Punishing bad behavior doesn't cause more bad behavior unless the kid is an asshole that refuses to accept there's something wrong with him rather than the person doing the punishing.
  1. Engage in antiracist care.
    Instead of focusing on controlling a child’s behaviors, Dr. Legha calls for interventions that heal trauma, build resilience, and empower children. From psychoeducation to strength-based documentation, the goal is to rehumanize kids who’ve been mislabeled “defiant.”
How?

You can't just take the person's side and try rationalizing their behavior or you're just going to reinforce it. It reminds me of Dissociative Identity Disorder multiple personalities), where the main way you treat it is by not treating the person as though they're multiple people.
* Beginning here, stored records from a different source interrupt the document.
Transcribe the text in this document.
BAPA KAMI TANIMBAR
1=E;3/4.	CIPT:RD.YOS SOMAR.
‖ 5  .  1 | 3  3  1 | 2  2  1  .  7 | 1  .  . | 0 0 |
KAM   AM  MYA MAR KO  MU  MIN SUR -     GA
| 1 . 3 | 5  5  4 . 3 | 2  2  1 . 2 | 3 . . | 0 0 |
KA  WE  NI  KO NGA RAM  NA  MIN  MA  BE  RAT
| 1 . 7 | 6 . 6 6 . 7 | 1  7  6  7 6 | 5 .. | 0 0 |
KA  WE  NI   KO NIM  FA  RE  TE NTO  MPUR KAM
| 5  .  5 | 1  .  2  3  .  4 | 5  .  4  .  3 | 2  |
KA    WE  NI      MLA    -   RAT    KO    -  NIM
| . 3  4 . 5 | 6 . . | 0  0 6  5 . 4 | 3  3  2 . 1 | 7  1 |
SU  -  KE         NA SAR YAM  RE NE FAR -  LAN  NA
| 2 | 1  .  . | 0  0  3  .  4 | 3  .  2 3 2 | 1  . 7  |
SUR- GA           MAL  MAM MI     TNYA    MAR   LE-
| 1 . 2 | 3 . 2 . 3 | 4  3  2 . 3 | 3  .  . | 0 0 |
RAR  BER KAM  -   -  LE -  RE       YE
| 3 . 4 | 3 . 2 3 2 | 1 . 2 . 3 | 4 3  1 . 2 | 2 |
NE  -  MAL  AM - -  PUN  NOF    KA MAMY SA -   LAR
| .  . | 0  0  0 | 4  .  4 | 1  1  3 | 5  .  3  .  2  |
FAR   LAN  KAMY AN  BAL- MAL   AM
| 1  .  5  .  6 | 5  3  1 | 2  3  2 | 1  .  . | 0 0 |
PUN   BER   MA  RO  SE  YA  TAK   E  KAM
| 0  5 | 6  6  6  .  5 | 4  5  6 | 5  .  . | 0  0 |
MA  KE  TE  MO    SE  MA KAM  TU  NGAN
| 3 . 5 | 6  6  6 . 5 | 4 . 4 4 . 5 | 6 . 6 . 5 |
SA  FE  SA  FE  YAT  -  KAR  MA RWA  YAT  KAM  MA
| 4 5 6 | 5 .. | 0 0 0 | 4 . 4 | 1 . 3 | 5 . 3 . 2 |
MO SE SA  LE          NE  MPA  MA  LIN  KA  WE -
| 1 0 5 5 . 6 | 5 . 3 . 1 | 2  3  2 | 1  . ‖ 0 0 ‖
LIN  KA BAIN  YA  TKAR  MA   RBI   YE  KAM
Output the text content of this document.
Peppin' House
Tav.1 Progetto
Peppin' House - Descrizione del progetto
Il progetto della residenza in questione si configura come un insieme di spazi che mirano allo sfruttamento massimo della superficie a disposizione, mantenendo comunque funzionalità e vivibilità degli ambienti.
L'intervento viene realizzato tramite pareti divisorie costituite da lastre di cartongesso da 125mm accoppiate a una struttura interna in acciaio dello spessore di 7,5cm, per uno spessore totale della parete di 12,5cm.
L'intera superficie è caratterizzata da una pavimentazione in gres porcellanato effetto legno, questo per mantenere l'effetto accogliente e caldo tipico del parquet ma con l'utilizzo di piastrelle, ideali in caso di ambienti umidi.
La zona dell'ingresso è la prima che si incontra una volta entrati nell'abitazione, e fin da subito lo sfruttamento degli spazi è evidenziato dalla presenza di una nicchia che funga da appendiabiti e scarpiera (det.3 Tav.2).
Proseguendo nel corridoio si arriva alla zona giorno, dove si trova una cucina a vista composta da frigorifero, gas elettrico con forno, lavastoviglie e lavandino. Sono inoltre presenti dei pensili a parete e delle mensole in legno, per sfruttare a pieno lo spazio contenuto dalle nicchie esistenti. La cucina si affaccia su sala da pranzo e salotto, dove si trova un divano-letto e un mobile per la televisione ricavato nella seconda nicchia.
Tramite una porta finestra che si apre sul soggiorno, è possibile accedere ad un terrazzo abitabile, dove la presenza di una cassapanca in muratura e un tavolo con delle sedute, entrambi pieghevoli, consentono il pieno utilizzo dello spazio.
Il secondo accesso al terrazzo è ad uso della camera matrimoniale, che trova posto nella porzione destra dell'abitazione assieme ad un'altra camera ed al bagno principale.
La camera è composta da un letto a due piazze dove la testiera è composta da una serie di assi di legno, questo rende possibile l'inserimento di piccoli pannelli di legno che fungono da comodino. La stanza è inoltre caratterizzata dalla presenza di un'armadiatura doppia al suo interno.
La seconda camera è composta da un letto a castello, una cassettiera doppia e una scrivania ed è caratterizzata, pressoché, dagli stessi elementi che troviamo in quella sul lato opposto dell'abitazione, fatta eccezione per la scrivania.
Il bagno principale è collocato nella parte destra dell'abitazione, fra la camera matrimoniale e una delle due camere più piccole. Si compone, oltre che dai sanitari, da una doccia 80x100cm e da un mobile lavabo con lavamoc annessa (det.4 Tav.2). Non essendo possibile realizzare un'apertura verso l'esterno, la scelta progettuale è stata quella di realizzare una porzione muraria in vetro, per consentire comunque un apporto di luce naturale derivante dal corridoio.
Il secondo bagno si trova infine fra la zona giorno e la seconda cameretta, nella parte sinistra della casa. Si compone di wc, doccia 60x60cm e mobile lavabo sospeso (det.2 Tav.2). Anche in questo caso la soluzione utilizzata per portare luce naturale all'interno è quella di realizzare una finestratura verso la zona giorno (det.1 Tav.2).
They eventually just kinda stop doing it. Versus if you get excited and genuinely treat them as though they have multiple personalities, they'll just start getting more and more, because you're basically validating their behavior.
 
They're like 1 in 1000 or rarer but there are absolute demons walking around masquerading as adolescent humans and they need to be put down when found. They seem to always get caught, but its just a question of how many victims they can rack up before getting caught, and if someone has the guts to take them down even if it ruins their own life because systems failed.
 
Licensed in CA, NY, and NJ.

Something tells me she's not operating in Crenshaw, South Bronx, or Camden.
 
Licensed in CA, NY, and NJ.

Something tells me she's not operating in Crenshaw, South Bronx, or Camden.
How does Brownsville compare to South Bronx? Brownsville's not particularly safe, from what I understand. I don't go to NY in any capacity.